Ortiga que cuece no muerde

Escrito por: Leticia

ortiga

Es vox populi: a las ortigas no hay quien se les arrime. Pican y urtican. Aunque no siempre. Pero tal vez es el miedo a padecer los efectos del liquido que sus hojas peludas segregan en defensa propia, que la humanidad instauro por las dudas el mito de su intocabilidad. Un mínimo roce de la piel contra la planta, sin querer, bastara para provocar casi al instante una fuerte irritación.

Alejarse de las ortigas no es la solución a tan urticante estado de cosas. Por ejemplo, pruébese acariciarlas, apretujarlas incluso, pero solo de abajo hacia arriba y verá que el terror de las campiñas se viene al mínimo con la increíble docilidad. Jamás el arrime a contrapelo. Pongase sino guantes protectores para protegerse y asunto arreglado.

Corte las ortigas casi al ras del suelo y elija, para comer, las plantas más tiernas. Estas urticáceas crecen por doquier en campo abierto y a la vera de los caminos, entreveradas con la maleza y otros verdores. En casa, lavelas bien, operación que exigirá estar también con guantes porque, aunque las ortigas luzcan desmayadas, están en condiciones de seguir mordiendo. Para someterlas del todo, se impone el blanqueado con agua hirviendo salada, este proceso domeña la peludez de sus hojas y desactiva toda irritabilidad. Después prepárelas sin temores.

Con las ortigas se prepara una excelente manteca hierbada con la que aromatiza riñones de ternera poeles. Antaño, la sabiduría popular invitaba a comerlas en sopas, revueltas con ajo o en tortillas. Son buenas, saludables (favorecen la circulación) y además baratísimas. Un regalo green field.

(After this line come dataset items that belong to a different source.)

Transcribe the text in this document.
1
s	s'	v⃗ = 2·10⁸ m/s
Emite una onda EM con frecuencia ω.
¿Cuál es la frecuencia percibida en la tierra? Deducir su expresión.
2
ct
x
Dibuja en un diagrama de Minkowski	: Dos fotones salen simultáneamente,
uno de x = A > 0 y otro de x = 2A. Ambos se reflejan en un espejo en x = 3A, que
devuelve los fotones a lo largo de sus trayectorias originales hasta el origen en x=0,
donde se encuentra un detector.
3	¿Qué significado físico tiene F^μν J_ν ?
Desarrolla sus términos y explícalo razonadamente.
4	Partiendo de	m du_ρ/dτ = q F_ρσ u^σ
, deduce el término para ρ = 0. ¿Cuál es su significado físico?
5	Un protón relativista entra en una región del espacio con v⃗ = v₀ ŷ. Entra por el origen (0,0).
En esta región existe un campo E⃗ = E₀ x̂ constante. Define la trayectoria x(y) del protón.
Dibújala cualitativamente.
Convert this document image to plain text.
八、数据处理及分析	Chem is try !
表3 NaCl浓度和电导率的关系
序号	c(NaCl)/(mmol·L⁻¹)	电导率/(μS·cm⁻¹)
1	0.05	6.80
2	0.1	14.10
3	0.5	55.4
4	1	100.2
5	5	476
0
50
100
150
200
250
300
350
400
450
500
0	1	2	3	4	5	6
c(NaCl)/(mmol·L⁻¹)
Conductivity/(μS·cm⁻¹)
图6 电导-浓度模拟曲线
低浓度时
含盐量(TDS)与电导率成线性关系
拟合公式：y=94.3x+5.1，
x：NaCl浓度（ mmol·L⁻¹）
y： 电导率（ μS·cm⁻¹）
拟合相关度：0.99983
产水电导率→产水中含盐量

Quiche de panceta y cheddar con juliana de ortigas

Necesitara:
300 gr de masa quebrada
200 gr de panceta magra salada
75 gr de queso cheddar rallado
1 manojo generoso de ortigas tiernas
4huevos
½ litro de crema de leche
Un poco de oporto
1 ajo
Manteca
Sal, pimienta de molinillo
Papel aluminio
2 – 3 puñados de garbanzos o porotos crudos.

Forre una tartera de 30 cm de diámetro de paredes un poco altas, con la masa quebrada. Cubra a su vez, toda la masa con papel aluminio y fíjela desparramando en el interior de la tartera los garbanzos o porotos crudos, para evitar que la masa se deforme durante el prehorneado.
Hornee 10-12 minutos, a fuego moderado. Retire las legumbres y el papel de aluminio un par de minutos antes de completar el tiempo de cocción. Luego retire la tartera del horno y aparte.

Mientras habrá preparado el relleno de la quiche. Primero, ponga a hervir abundante agua salada con el ajo, pelado y partido en dos. Lave profusamente las ortigas, escurralas bien, cortelas en juliana y échelas al agua hirviendo. Cuando retome el hervor apague el fuego. Escurra, refresque y vuelva a escurrir, reserve.

Quite el exceso de sal a la panceta y córtelas en laminas no mayor a 1.5 cm de ancho. Derrita una nuez de manteca en una sartén, incorpore la panceta y cuando comienza a trasparentar, desglace con un chorro de oporto mantenga a fuego vivo hasta que el líquido haya evaporado casi por completo. Baje la llama remueva a menudo con cuchara de madera y sume la juliana de ortigas. Apague el fuego de inmediato. Reserve.

Bata los huevos con vigor y sume la crema de leche. Mezcle bien. Salpimiente con discreción. Incorpore el queso cheddar. Distribuya la mezcla de la panceta y las ortigas en el fondo de la tartera, moje con el batido de huevos y compañía y desparrame por encima copitos de manteca algo resbaladiza. Hornee, a horno caliente hasta que el huevo haya cuajado y la superficie de la quiche luzca bonita coloración dorada. Apague el horno y deje reposar un par de minutos. Sirva de inmediato y acompañe con ensalada verde poco acidulada.